Thursday, April 01, 2010

Battling Floating Sweatshops

Left stranded in the Philippines since their ship ran aground on New Year’s Day, 22 North Koreans finally started their way home on March 19, thanks to the intervention of the International Transportworkers Federation (ITF). The rescue was part of a day’s work for the ITF, a global union which represents 4,500,000 transport workers in 148 countries, with its own inspectors in the ports of 48 countries.

It was the ITF port inspector in Manila, Rodrigo Aguinaldo, who took the key role in solving the complicated case of the 22 North Koreans. North Korea has no Embassy or consulate in the Philippines. Among other things, he found food and lodging for the crew, and most of all handled negotiations with the Chinese Embassy to release their passports and allow them to fly home via China.
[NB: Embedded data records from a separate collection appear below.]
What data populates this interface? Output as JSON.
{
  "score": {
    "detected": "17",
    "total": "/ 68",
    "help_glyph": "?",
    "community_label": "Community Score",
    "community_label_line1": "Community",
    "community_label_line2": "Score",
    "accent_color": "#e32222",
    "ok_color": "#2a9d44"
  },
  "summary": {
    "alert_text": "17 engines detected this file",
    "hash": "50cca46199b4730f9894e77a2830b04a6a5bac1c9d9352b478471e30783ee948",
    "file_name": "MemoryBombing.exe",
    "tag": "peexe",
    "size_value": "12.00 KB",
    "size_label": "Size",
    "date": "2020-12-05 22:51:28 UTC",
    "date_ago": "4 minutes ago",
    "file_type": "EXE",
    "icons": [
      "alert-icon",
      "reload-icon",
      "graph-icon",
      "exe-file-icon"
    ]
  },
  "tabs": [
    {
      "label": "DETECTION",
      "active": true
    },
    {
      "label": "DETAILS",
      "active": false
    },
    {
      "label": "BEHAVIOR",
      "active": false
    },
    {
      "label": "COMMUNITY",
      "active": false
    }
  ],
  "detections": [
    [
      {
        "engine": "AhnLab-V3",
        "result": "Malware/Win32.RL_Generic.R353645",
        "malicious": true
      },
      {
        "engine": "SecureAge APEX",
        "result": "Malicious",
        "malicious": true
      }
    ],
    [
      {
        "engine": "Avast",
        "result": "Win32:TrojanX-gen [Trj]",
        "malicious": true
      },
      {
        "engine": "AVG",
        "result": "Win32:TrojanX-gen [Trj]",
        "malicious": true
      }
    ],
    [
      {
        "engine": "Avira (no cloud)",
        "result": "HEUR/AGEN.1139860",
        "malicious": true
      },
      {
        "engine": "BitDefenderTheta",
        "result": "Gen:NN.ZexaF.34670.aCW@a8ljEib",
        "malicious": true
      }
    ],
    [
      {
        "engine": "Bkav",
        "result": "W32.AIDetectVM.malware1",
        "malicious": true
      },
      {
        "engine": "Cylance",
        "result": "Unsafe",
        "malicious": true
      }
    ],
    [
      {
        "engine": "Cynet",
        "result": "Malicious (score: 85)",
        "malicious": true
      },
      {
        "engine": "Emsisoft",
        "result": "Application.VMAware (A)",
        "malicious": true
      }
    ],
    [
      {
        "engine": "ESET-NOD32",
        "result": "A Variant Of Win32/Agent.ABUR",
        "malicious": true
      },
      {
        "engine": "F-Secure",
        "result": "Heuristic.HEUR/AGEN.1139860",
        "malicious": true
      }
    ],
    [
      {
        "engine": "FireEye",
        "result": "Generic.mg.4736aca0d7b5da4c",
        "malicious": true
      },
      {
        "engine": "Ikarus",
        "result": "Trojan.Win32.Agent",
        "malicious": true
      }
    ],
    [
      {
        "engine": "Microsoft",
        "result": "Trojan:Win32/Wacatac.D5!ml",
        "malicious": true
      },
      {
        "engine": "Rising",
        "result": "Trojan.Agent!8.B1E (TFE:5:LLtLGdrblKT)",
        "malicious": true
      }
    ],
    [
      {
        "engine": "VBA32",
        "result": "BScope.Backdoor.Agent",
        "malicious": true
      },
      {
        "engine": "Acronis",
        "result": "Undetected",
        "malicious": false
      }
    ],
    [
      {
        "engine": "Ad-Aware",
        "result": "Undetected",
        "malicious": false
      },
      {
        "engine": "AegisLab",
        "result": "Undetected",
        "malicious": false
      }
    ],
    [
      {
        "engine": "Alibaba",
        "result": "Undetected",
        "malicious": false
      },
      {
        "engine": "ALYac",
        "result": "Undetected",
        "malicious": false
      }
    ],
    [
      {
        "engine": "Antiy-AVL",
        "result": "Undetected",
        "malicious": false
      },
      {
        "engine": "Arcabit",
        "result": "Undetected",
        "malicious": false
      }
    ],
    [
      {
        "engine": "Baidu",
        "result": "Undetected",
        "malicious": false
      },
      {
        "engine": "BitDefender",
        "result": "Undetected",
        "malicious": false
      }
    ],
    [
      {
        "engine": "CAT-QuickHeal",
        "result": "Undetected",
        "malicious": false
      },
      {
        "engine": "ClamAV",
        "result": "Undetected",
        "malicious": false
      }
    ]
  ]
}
The ITF came to the crew’s aid even though North Korea’s maritime flag is a “flag of convenience” that allows ships’ owners to evade the national laws, taxes, and unionization of their home countries. The ITF and its seafarers and dock workers sections have long fought this dodge as a floating form of sweatshops.

Even so, at latest count, 40 percent of the world’s big merchant vessels flew flags different from their home countries. In fact, the custom is so deep-seated in maritime culture that the world’s top five shipowning countries (Japan, Germany, the United States, Greece, and China) have “flagged out” their maritime fleets to countries like Vamuatu. Belize, and Cyprus.
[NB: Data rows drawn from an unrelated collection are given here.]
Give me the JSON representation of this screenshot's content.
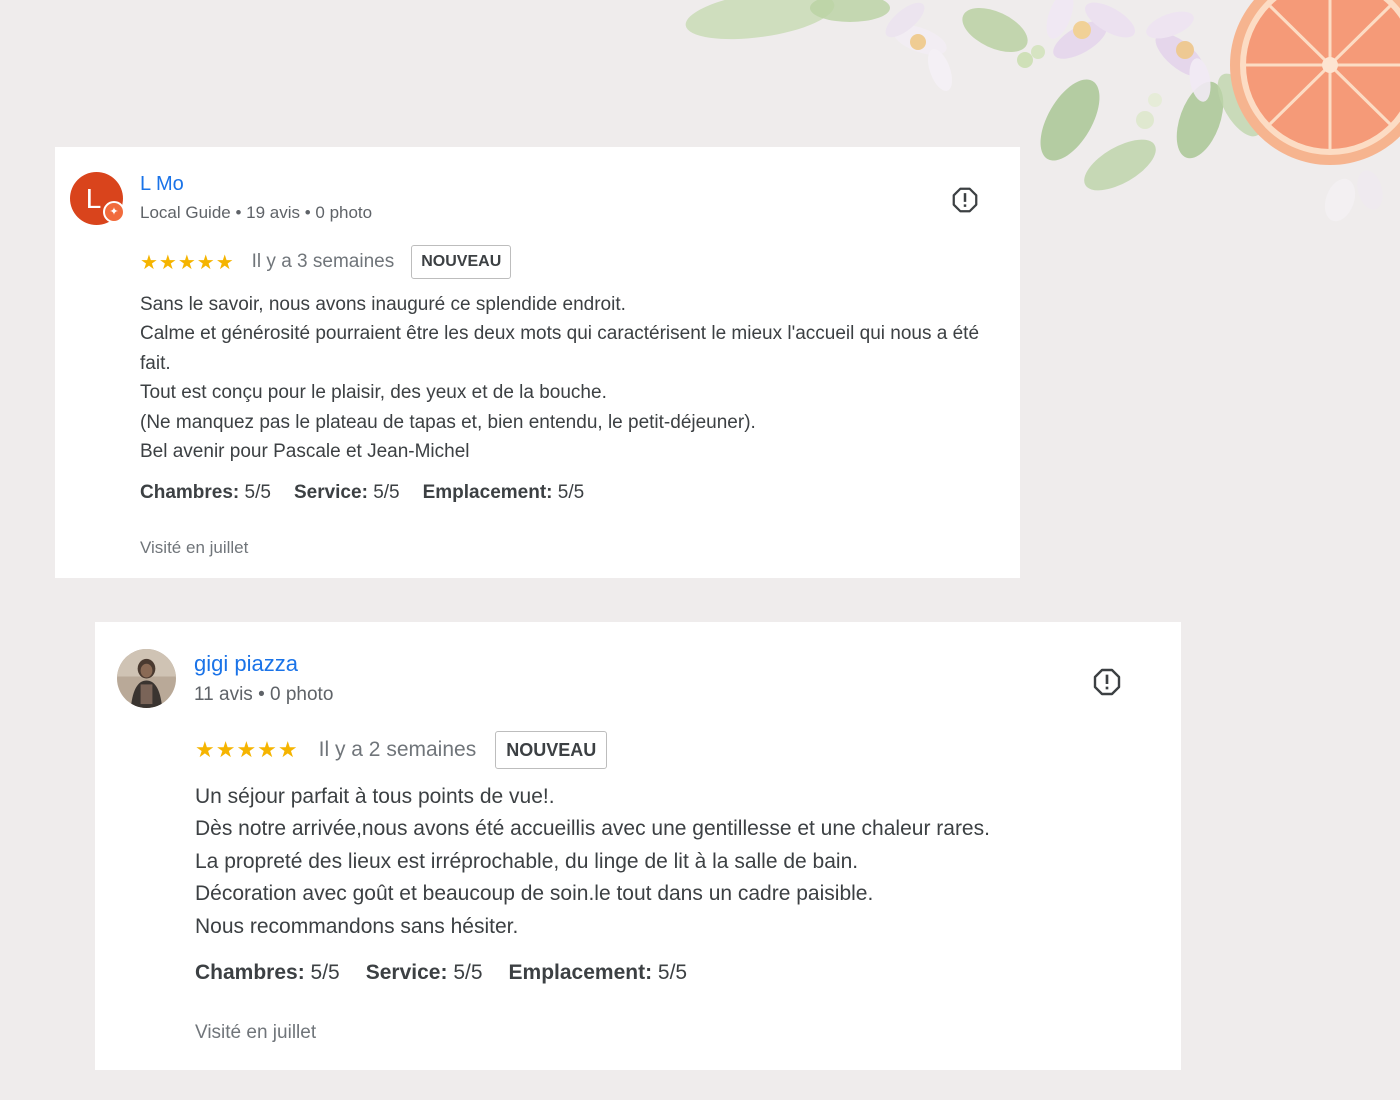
{
  "reviews": [
    {
      "author": {
        "name": "L Mo",
        "avatar_letter": "L",
        "meta": "Local Guide • 19 avis • 0 photo"
      },
      "stars_text": "★★★★★",
      "rating": 5,
      "rating_max": 5,
      "time_ago": "Il y a 3 semaines",
      "badge": "NOUVEAU",
      "body_lines": [
        "Sans le savoir, nous avons inauguré ce splendide endroit.",
        "Calme et générosité pourraient être les deux mots qui caractérisent le mieux l'accueil qui nous a été fait.",
        "Tout est conçu pour le plaisir, des yeux et de la bouche.",
        "(Ne manquez pas le plateau de tapas et, bien entendu, le petit-déjeuner).",
        "Bel avenir pour Pascale et Jean-Michel"
      ],
      "sub_ratings": [
        {
          "label": "Chambres:",
          "value": "5/5"
        },
        {
          "label": "Service:",
          "value": "5/5"
        },
        {
          "label": "Emplacement:",
          "value": "5/5"
        }
      ],
      "visited": "Visité en juillet"
    },
    {
      "author": {
        "name": "gigi piazza",
        "meta": "11 avis • 0 photo"
      },
      "stars_text": "★★★★★",
      "rating": 5,
      "rating_max": 5,
      "time_ago": "Il y a 2 semaines",
      "badge": "NOUVEAU",
      "body_lines": [
        "Un séjour parfait à tous points de vue!.",
        "Dès notre arrivée,nous avons été accueillis avec une gentillesse et une chaleur rares.",
        "La propreté des lieux est irréprochable, du linge de lit à la salle de bain.",
        "Décoration avec goût et beaucoup de soin.le tout dans un cadre paisible.",
        "Nous recommandons sans hésiter."
      ],
      "sub_ratings": [
        {
          "label": "Chambres:",
          "value": "5/5"
        },
        {
          "label": "Service:",
          "value": "5/5"
        },
        {
          "label": "Emplacement:",
          "value": "5/5"
        }
      ],
      "visited": "Visité en juillet"
    }
  ],
  "colors": {
    "background": "#efecec",
    "author_link": "#1a73e8",
    "star": "#f5b400",
    "avatar_l": "#d9441c"
  },
  "icons": {
    "report": "report-icon",
    "guide_badge": "local-guide-badge-icon"
  }
}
Instead of just battling improper flags, the ITF adopted a strategy of also battling the sweatshops that millions of seafarers must endure. As a result, of the remaining FOC vessels in the world, 48 percent have signed an ITF-approved agreement that guarantees seafarers minimal standards of pay and working conditions. ITF inspectors inspect ships visiting their port city, and in cooperation with local authorities, “arrest” a vessel until its sweatshop conditions are corrected.

Last year seafarers collected nearly $40,000,000 in back wages and underpayments, thanks to the ITF, whose inspectors visited 9,562 vessels, most of them flying flags of convenience.
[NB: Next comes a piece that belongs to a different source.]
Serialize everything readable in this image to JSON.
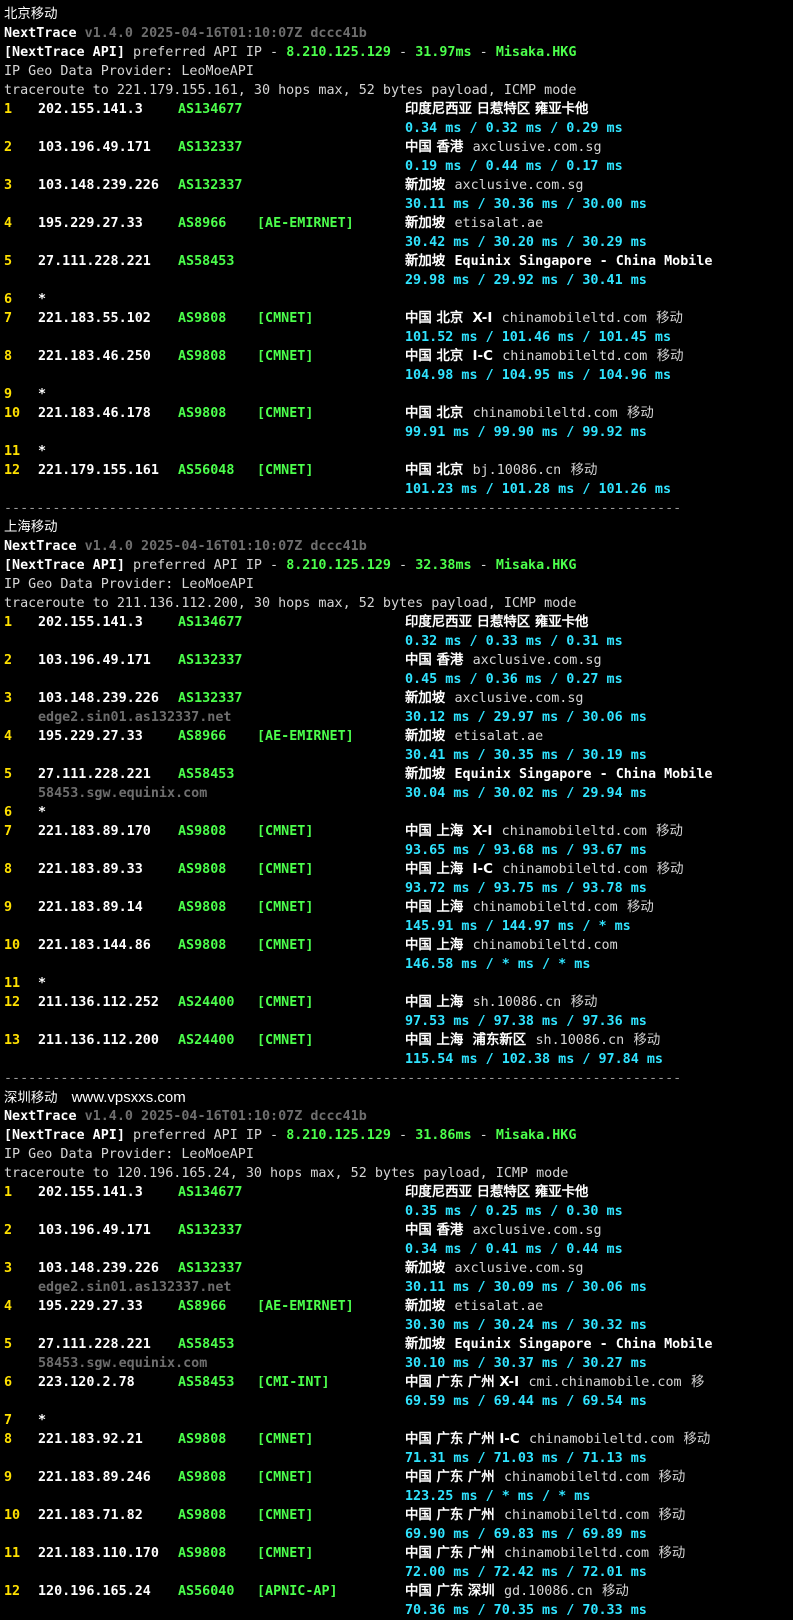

The ITF scored a new breakthrough in 2006, when the UN International Labor Conference adopted the Maritime Labor Convention, which among other things requires large ships operating in international waters to have a maritime labor certificate reinforcing the rights of seafarers. Uniquely among ILO conventions, this one, when ratified, will apply to all states, even those that do not ratify it.

So far, eight states, not yet including the United States, have ratified the convention, with 22 more needed for the convention to go into force.